Indeed sustainability has itself become a growth industry within the Midlands with a number of businesses creating and providing green technologies.
Sustainability is also predicted to be become a major power in the money markets. Carbon trading - the system under which businesses can buy or sell government caps on their CO2 emissions - is predicted to be one of the world's biggest tradable commodities within the next few years.
But with all this greening an obvious questions arises: how serious are businesses in adopting sustainability?
Is this just greenwash - adopting environmentalism in a token manner, using it as little more than a marketing tool to be abandoned when the next fad comes along?
The general feeling that there is a lot of greenwash and posturing around, but that businesses, willing or not, are gradually being forced to actually act on their worthy stances.
Fitzsimons says: "It's lip service versus action.
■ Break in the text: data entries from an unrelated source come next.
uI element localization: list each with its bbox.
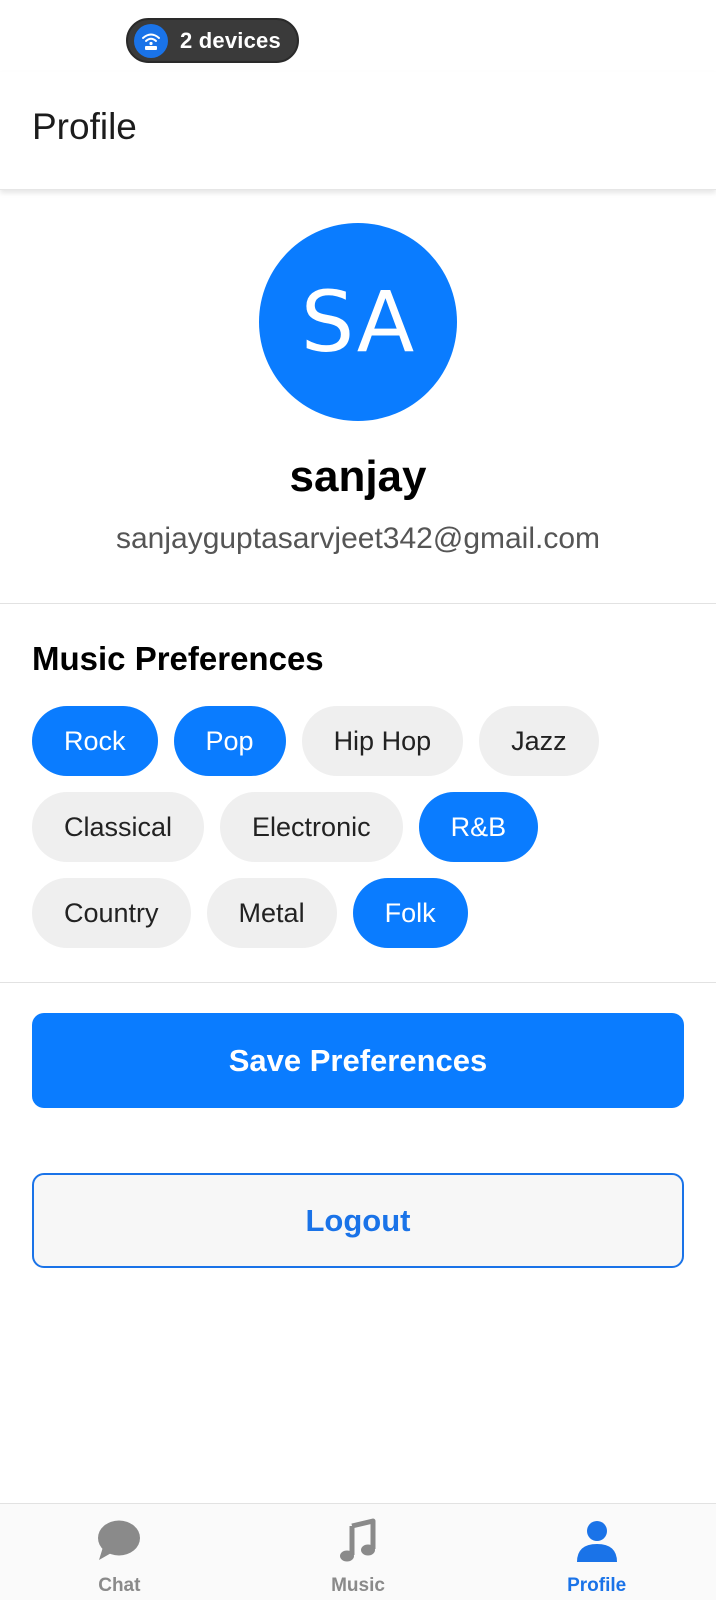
- music-preferences-title: Music Preferences: [32, 640, 324, 677]
- wifi-devices-icon: [134, 23, 168, 58]
- nav-label-music: Music: [331, 1575, 385, 1596]
- nav-item-music[interactable]: Music: [239, 1504, 478, 1600]
- music-note-icon: [335, 1518, 381, 1569]
- chat-icon: [96, 1518, 142, 1569]
- genre-chip-country[interactable]: Country: [32, 878, 191, 948]
- genre-chip-jazz[interactable]: Jazz: [479, 706, 599, 776]
- genre-chip-pop[interactable]: Pop: [173, 706, 286, 776]
- genre-chip-metal[interactable]: Metal: [206, 878, 337, 948]
- app-header: Profile: [0, 72, 716, 190]
- user-name: sanjay: [289, 452, 427, 501]
- genre-chip-electronic[interactable]: Electronic: [220, 792, 403, 862]
- genre-chip-r-b[interactable]: R&B: [418, 792, 539, 862]
- divider: [0, 603, 716, 604]
- user-email: sanjayguptasarvjeet342@gmail.com: [115, 522, 601, 555]
- save-preferences-button[interactable]: Save Preferences: [32, 1013, 684, 1108]
- divider: [0, 982, 716, 983]
- nav-label-chat: Chat: [98, 1575, 141, 1596]
- genre-chip-classical[interactable]: Classical: [32, 792, 205, 862]
- bottom-nav: Chat Music Profile: [0, 1503, 716, 1600]
- genre-chip-list: Rock Pop Hip Hop Jazz Classical Electronic R&B…: [32, 706, 692, 948]
- nav-label-profile: Profile: [567, 1575, 627, 1596]
- genre-chip-rock[interactable]: Rock: [32, 706, 158, 776]
- nav-item-chat[interactable]: Chat: [0, 1504, 239, 1600]
- person-icon: [574, 1518, 620, 1569]
- genre-chip-folk[interactable]: Folk: [352, 878, 468, 948]
- genre-chip-hip-hop[interactable]: Hip Hop: [301, 706, 464, 776]
- devices-count-label: 2 devices: [180, 27, 281, 53]
- devices-status-pill[interactable]: 2 devices: [126, 18, 299, 63]
- page-title: Profile: [32, 106, 137, 147]
- profile-screen: 2 devices Profile SA sanjay sanjayguptas…: [0, 0, 716, 1600]
- avatar: SA: [259, 223, 457, 421]
- nav-item-profile[interactable]: Profile: [477, 1504, 716, 1600]
- logout-button[interactable]: Logout: [32, 1173, 684, 1268]
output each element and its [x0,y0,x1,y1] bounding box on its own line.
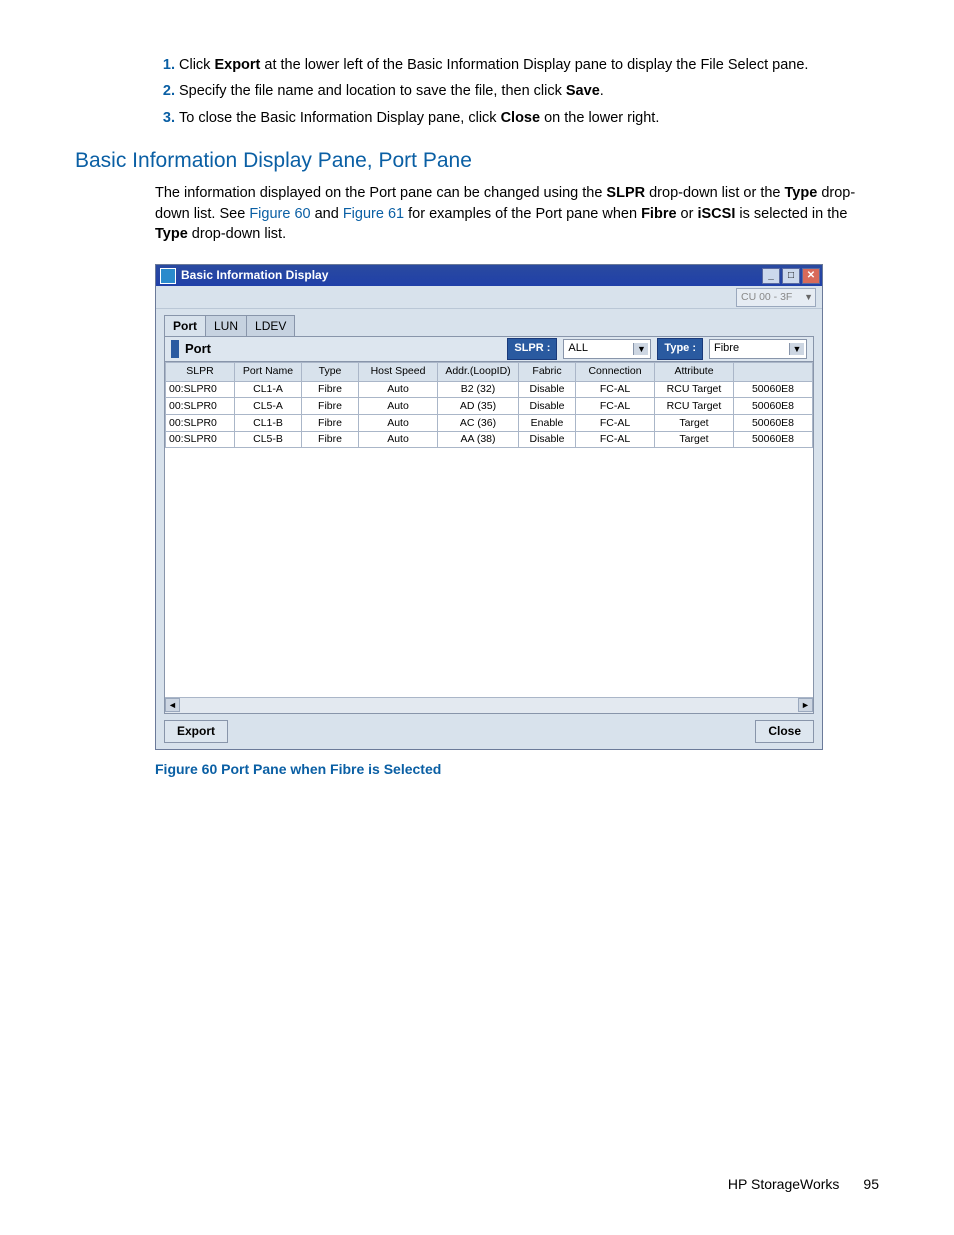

I wouldn't deny that many businesses at this early stage want to pay a certain amount of lip service to fulfil investors and customers' basic demands. You see companies in not environmentally-friendly industries starting to talk in green paint to deflect attention from what they really do.
"But there are truly enlightened companies thinking about sustainability, who see things in a slightly different way and see value of sustainable things. It might cost a bit more to go that extra step, but long term they think it's worth it.
"Embracing the agenda is a difficult thing to do. Companies that are doing it have a wholly different level of engagement. It goes beyond seeing the business in purely monetary values and changes the whole ethos and DNA of the company. In the long term, however, it makes the company more valuable to its people, its customers and thus to its shareholders."
Middleton adds: "I think we have passed the point of no return and we are at the beginning of a process that now has a momentum of its own. "There has been a rhetorical rush towards the green agenda, but the reality is catching up with a vengeance. The rhetoric is dying and doing is growing."